Path2enet tool for pathways: usability and formats
KEGG pathways database (http://www.kegg.jp/) provides KGML files for each biological pathway on its website. For example, in the case of the human NOTCH signaling pathway (KEGG ID reference: hsa04330) the KGML file can be downloaded freely as “hsa04330.xml”. The link for this file is: http://www.kegg.jp/kegg-bin/download?entry=hsa04330&format=kgml. In this way, any specific pathway is accessible via its KGML file in the KEGG website and Path2enet R package provides functions to download these files and create a MySQL database derived from the KGMLs (as explained in the R vignette included with Path2enet). Moreover, to facilitate the use of the pathway KMGL files within the application Path2enet, we also provided an SQL dump file (“Path2enet_KeggSQL.sql”) generated with all the KMGL files of Homo sapiens (this datafile is provided at: http://bioinfow.dep.usal.es/path2enet/). This allows the creation of the necessary SQL database within the user’s computer to query for specific pathways and to use the other functions of Path2enet. This database resource is not just a compendium of KMGL files from KEGG given that it provides some important added values: (i) it includes a mapping of all the gene and protein identifiers (IDs) from KEGG to the IDs of UniProtKB (used as the reference protein database in Path2enet); (ii) it includes a relational SQL structure, based on the extracted data from the pathways, that allocates such information in two principal indexed tables: one describing the pair-wise links or relations between protein pairs, and another one describing the characteristics of each singular protein.

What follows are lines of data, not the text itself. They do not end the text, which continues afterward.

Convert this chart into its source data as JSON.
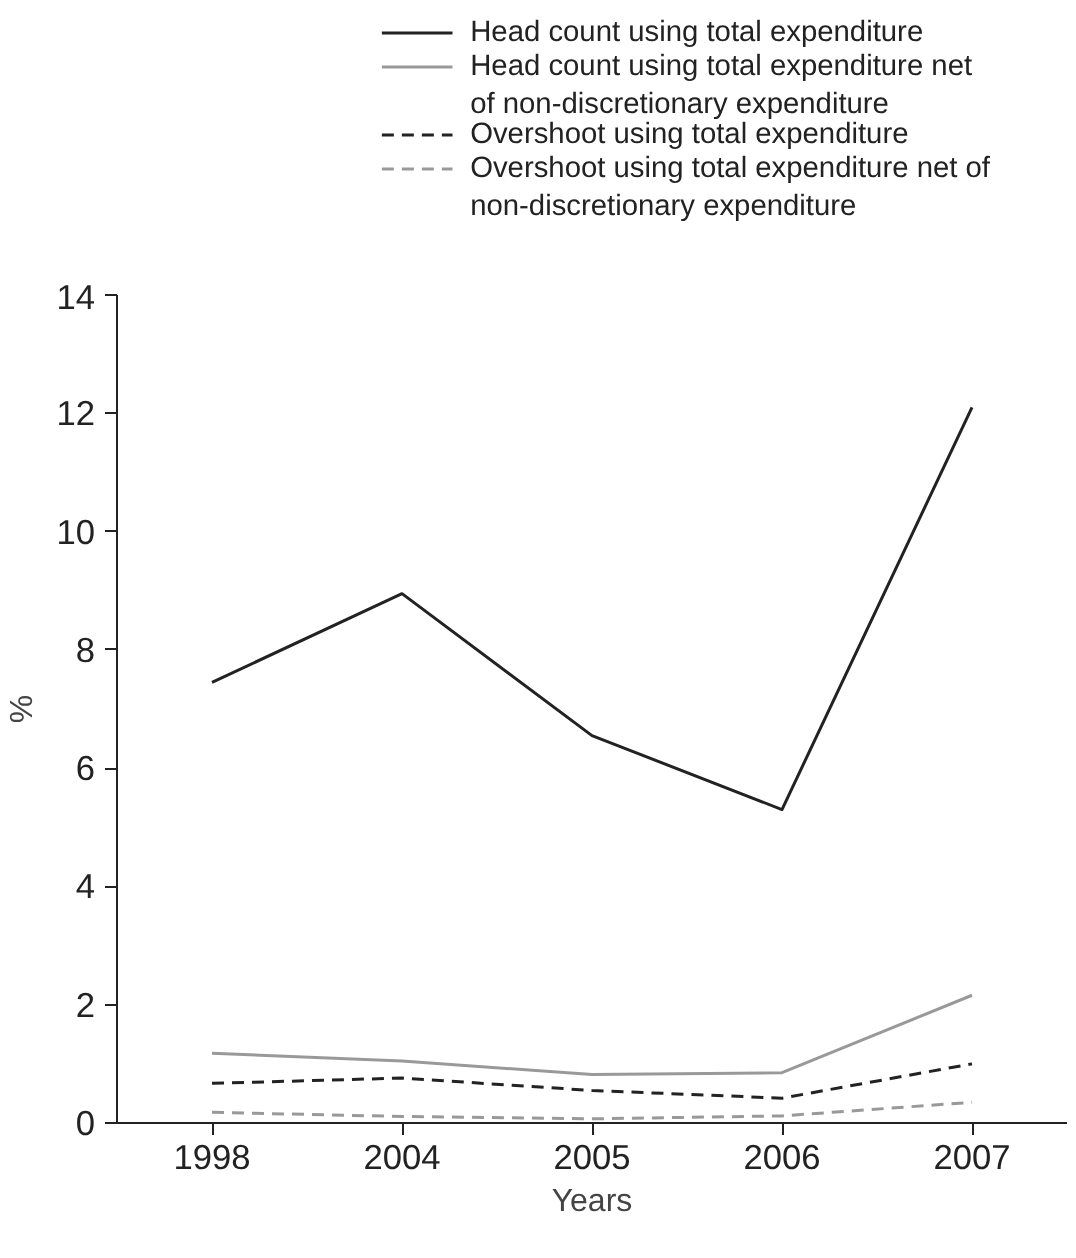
{
  "chart_data": {
    "type": "line",
    "xlabel": "Years",
    "ylabel": "%",
    "categories": [
      "1998",
      "2004",
      "2005",
      "2006",
      "2007"
    ],
    "ylim": [
      0,
      14
    ],
    "yticks": [
      0,
      2,
      4,
      6,
      8,
      10,
      12,
      14
    ],
    "grid": false,
    "legend": "top",
    "series": [
      {
        "name": "Head count using total expenditure",
        "color": "#222222",
        "line_style": "solid",
        "values": [
          7.45,
          8.95,
          6.55,
          5.3,
          12.1
        ]
      },
      {
        "name": "Head count using total expenditure net of non-discretionary expenditure",
        "color": "#999999",
        "line_style": "solid",
        "values": [
          1.18,
          1.05,
          0.82,
          0.85,
          2.16
        ]
      },
      {
        "name": "Overshoot using total expenditure",
        "color": "#222222",
        "line_style": "dashed",
        "values": [
          0.67,
          0.76,
          0.55,
          0.42,
          1.0
        ]
      },
      {
        "name": "Overshoot using total expenditure net of non-discretionary expenditure",
        "color": "#999999",
        "line_style": "dashed",
        "values": [
          0.18,
          0.11,
          0.07,
          0.12,
          0.35
        ]
      }
    ]
  }
}
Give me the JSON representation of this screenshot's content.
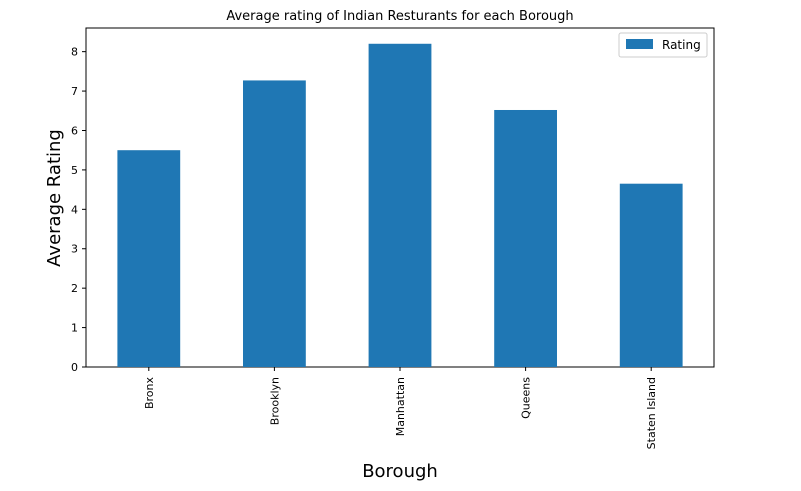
{
  "chart_data": {
    "type": "bar",
    "title": "Average rating of Indian Resturants for each Borough",
    "xlabel": "Borough",
    "ylabel": "Average Rating",
    "categories": [
      "Bronx",
      "Brooklyn",
      "Manhattan",
      "Queens",
      "Staten Island"
    ],
    "series": [
      {
        "name": "Rating",
        "values": [
          5.5,
          7.27,
          8.2,
          6.52,
          4.65
        ],
        "color": "#1f77b4"
      }
    ],
    "ylim": [
      0,
      8.6
    ],
    "yticks": [
      0,
      1,
      2,
      3,
      4,
      5,
      6,
      7,
      8
    ],
    "grid": false,
    "legend_position": "top-right"
  }
}
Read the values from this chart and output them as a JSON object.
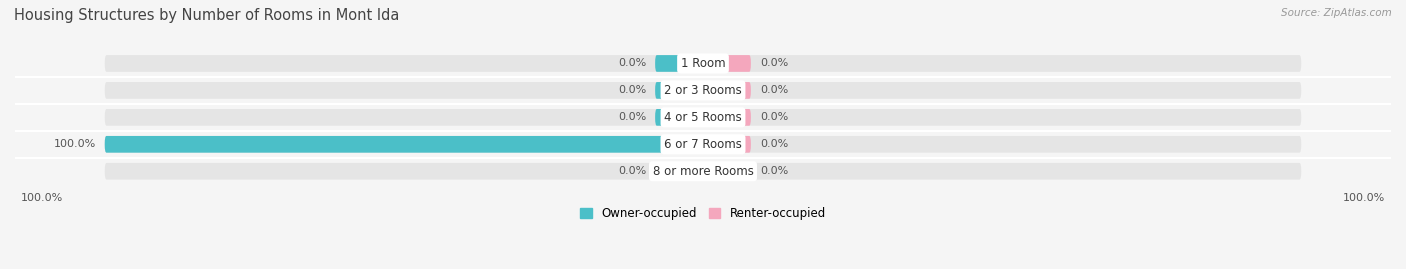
{
  "title": "Housing Structures by Number of Rooms in Mont Ida",
  "source": "Source: ZipAtlas.com",
  "categories": [
    "1 Room",
    "2 or 3 Rooms",
    "4 or 5 Rooms",
    "6 or 7 Rooms",
    "8 or more Rooms"
  ],
  "owner_values": [
    0.0,
    0.0,
    0.0,
    100.0,
    0.0
  ],
  "renter_values": [
    0.0,
    0.0,
    0.0,
    0.0,
    0.0
  ],
  "owner_color": "#4bbfc8",
  "renter_color": "#f4a7bd",
  "bar_bg_color": "#e5e5e5",
  "bar_height": 0.62,
  "min_bar_width": 8.0,
  "title_fontsize": 10.5,
  "label_fontsize": 8,
  "category_fontsize": 8.5,
  "legend_fontsize": 8.5,
  "source_fontsize": 7.5,
  "bg_color": "#f5f5f5",
  "text_color": "#555555",
  "center_label_color": "#333333"
}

With respect to the use of other formats, other than XML and KGML, Path2enet can also use any database or resource provided in a “network structure” as an igraph object, because the tool includes functions to read and load in R igraph objects. For the use of other standard formats, such as SBML or BioPAX, there are already tools that address this scope. For example KEGGtranslator [22], an easy-to-use stand-alone application that can visualize and convert KGML formatted XML-files into multiple output formats. This tool supports a plethora of output formats, being able to increase the information in translated documents beyond the scope of the KGML document. KEGGtranslator converts KEGG files (KGML formatted XML-files) to SBML, BioPAX, SIF, SBGN, SBML-qual, GML, GraphML and LaTeX. Moreover, in Bioconductor (https://www.bioconductor.org/) there are packages to parse, modify and visualize BioPAX data, like rBiopaxParser [23] or PaxtoolsR [24]. At the moment, we are working on a workflow to use these packages to create SQL databases, similiar to the SQL described above, but using data from other pathway resources such as Reactome or Pathway Commons. This work is under development, but one of main problems in the use of these resources is not the use of standard formats, like BioPAX or SBML, but the accurate mapping to standard protein identifiers from UniProtKB.